Visualization of Fast Ion, Phase-space Flow Driven by Alfvén Instabilities

Fast ion migration across a broad range of phase space, induced by multiple Alfvén Eigenmodes (AE) is measured for the first time by a novel imaging neutral particle analyzer [1] combined with a newly developed neutral beam modulation technique in the DIII-D tokamak. The unprecedented phase space resolution enabled by the INPA reveals details of fast ion transport physics and has identified three key features: (1) The transport promptly occurs immediately following neutral beam ionization, forming a phase space ‘hole’ at the injected energy and the radial location of minimum safety factor (q_min). (2) Fast ions move radially outward towards the plasma peripheral region at a reduced energy, where the thermalization process is much faster than that at the birth location.
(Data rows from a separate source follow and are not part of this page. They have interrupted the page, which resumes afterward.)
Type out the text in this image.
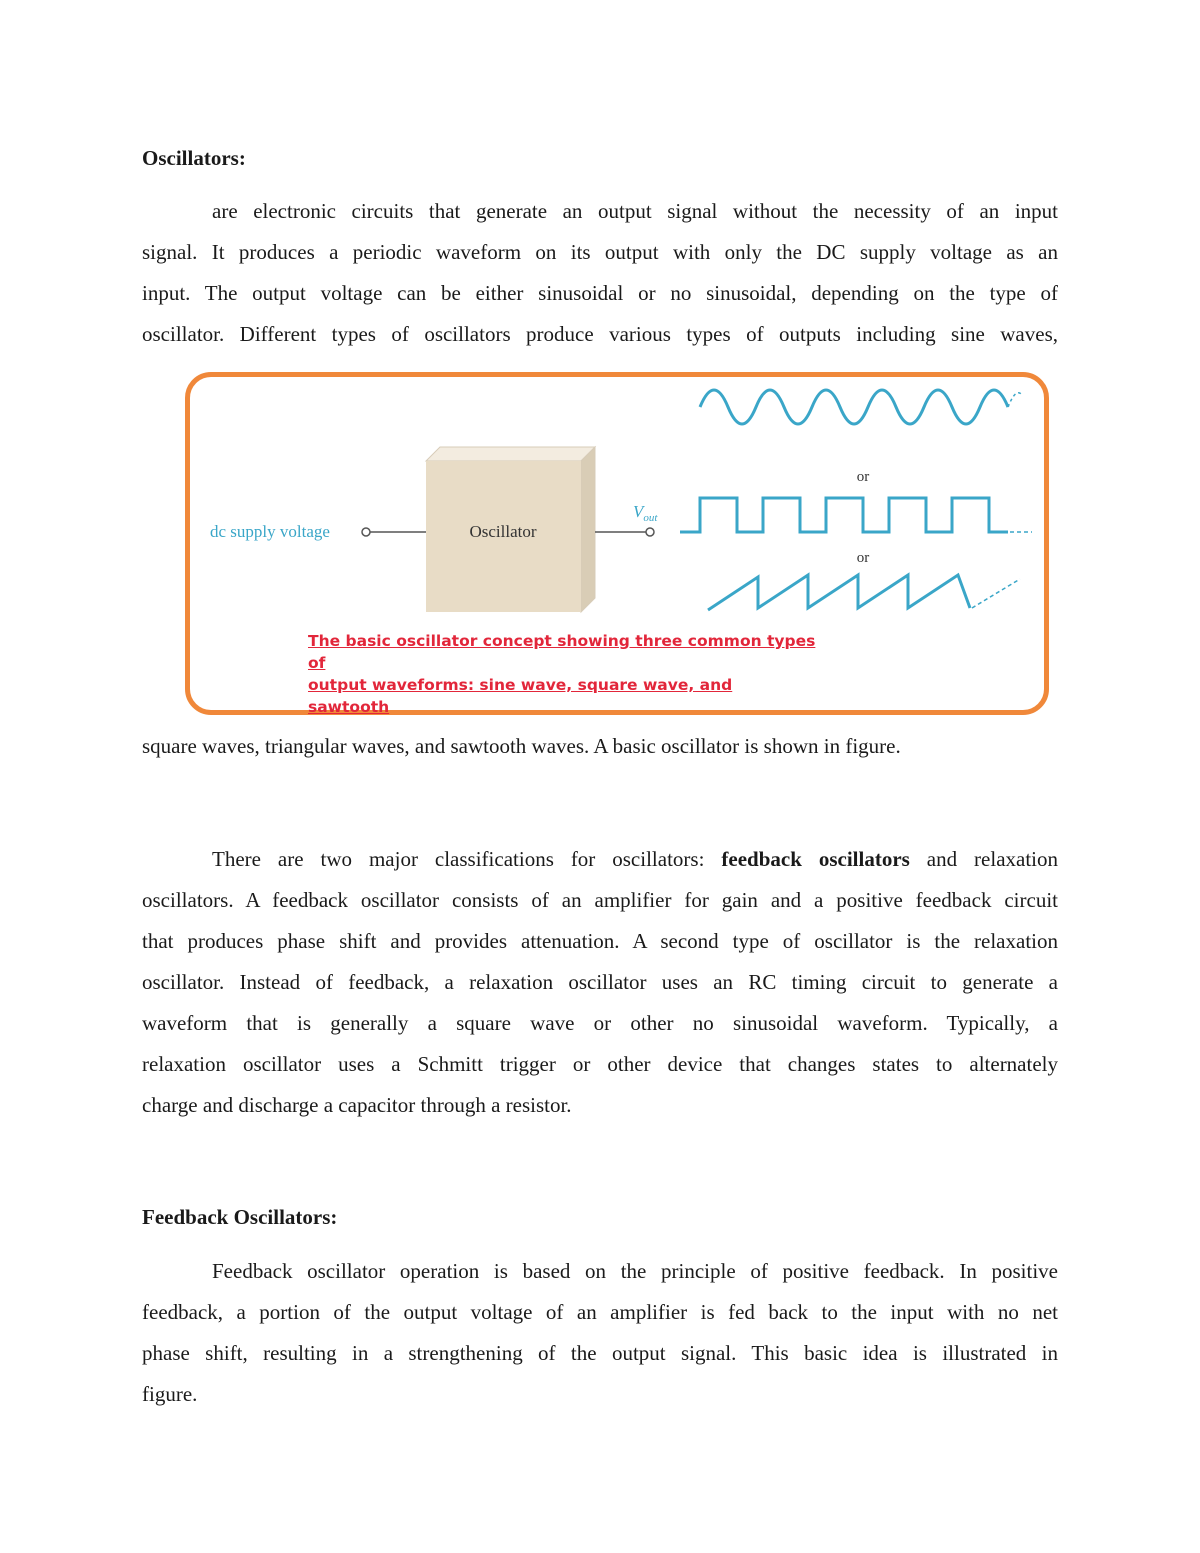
Oscillators:
are electronic circuits that generate an output signal without the necessity of an input
signal. It produces a periodic waveform on its output with only the DC supply voltage as an
input. The output voltage can be either sinusoidal or no sinusoidal, depending on the type of
oscillator. Different types of oscillators produce various types of outputs including sine waves,
Oscillator
dc supply voltage
$V_{out}$
or
or
The basic oscillator concept showing three common types of
output waveforms: sine wave, square wave, and
sawtooth
square waves, triangular waves, and sawtooth waves. A basic oscillator is shown in figure.
There are two major classifications for oscillators: feedback oscillators and relaxation
oscillators. A feedback oscillator consists of an amplifier for gain and a positive feedback circuit
that produces phase shift and provides attenuation. A second type of oscillator is the relaxation
oscillator. Instead of feedback, a relaxation oscillator uses an RC timing circuit to generate a
waveform that is generally a square wave or other no sinusoidal waveform. Typically, a
relaxation oscillator uses a Schmitt trigger or other device that changes states to alternately
charge and discharge a capacitor through a resistor.
Feedback Oscillators:
Feedback oscillator operation is based on the principle of positive feedback. In positive
feedback, a portion of the output voltage of an amplifier is fed back to the input with no net
phase shift, resulting in a strengthening of the output signal. This basic idea is illustrated in
figure.
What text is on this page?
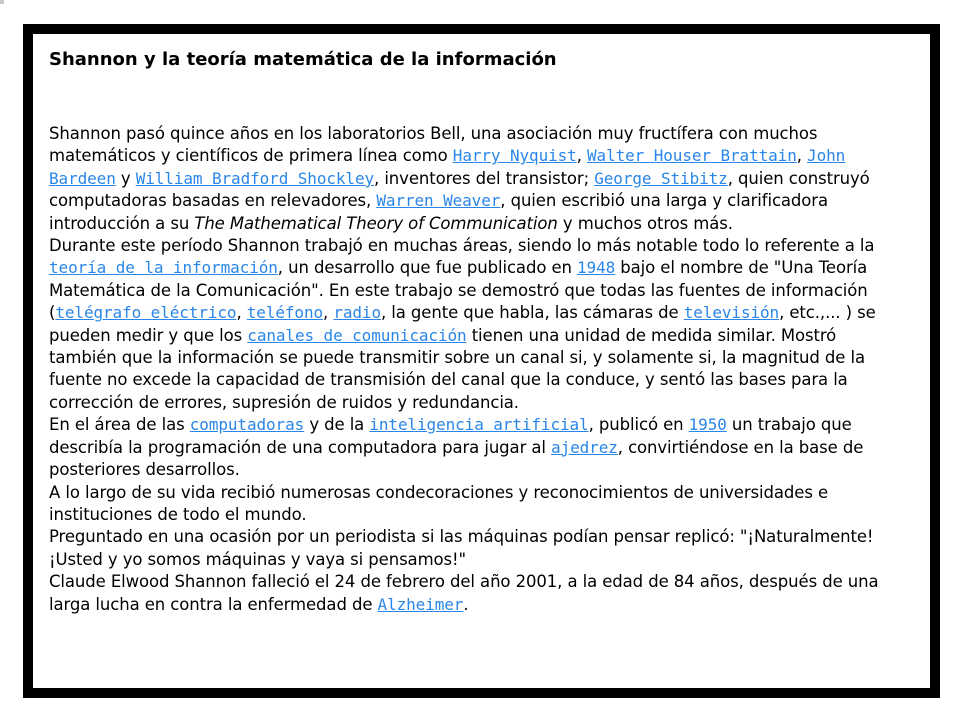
Shannon y la teoría matemática de la información

Shannon pasó quince años en los laboratorios Bell, una asociación muy fructífera con muchos matemáticos y científicos de primera línea como Harry Nyquist, Walter Houser Brattain, John Bardeen y William Bradford Shockley, inventores del transistor; George Stibitz, quien construyó computadoras basadas en relevadores, Warren Weaver, quien escribió una larga y clarificadora introducción a su The Mathematical Theory of Communication y muchos otros más.

Durante este período Shannon trabajó en muchas áreas, siendo lo más notable todo lo referente a la teoría de la información, un desarrollo que fue publicado en 1948 bajo el nombre de "Una Teoría Matemática de la Comunicación". En este trabajo se demostró que todas las fuentes de información (telégrafo eléctrico, teléfono, radio, la gente que habla, las cámaras de televisión, etc.,... ) se pueden medir y que los canales de comunicación tienen una unidad de medida similar. Mostró también que la información se puede transmitir sobre un canal si, y solamente si, la magnitud de la fuente no excede la capacidad de transmisión del canal que la conduce, y sentó las bases para la corrección de errores, supresión de ruidos y redundancia.

En el área de las computadoras y de la inteligencia artificial, publicó en 1950 un trabajo que describía la programación de una computadora para jugar al ajedrez, convirtiéndose en la base de posteriores desarrollos.

A lo largo de su vida recibió numerosas condecoraciones y reconocimientos de universidades e instituciones de todo el mundo.

Preguntado en una ocasión por un periodista si las máquinas podían pensar replicó: "¡Naturalmente! ¡Usted y yo somos máquinas y vaya si pensamos!"

Claude Elwood Shannon falleció el 24 de febrero del año 2001, a la edad de 84 años, después de una larga lucha en contra la enfermedad de Alzheimer.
As a result, a pile-up of fast ions, i.e., larger population than neoclassical predictions, is observed, when the edge AE amplitude is reduced. (3) Phase-space tomography of the INPA data [2] reveals the formation of a high-energy tail of fast ions, with energies exceeding the injection energy of beams in the plasma core, interior to the q_min location, representing inward transport of the fast ions by AEs. Moreover, the migration is also found to affect the temporal evolution of AE amplitudes and radial structures as predicted by nonperturbative modeling.The measured flow pattern can be qualitatively interpreted by nonlinear hybrid kinetic-Magnetohydradynamic code (MEGA). A direct comparison to the calculated phase-space islands along the phase-space flow streamline highlights the key role of the pitch angle scattering on the formation of phase space flow.

 

[1] X.D. Du et al., Nucl. Fusion 58, 082006 (2018).

[2] X.D. Du et al., Nucl. Fusion 60, 112001 (2020).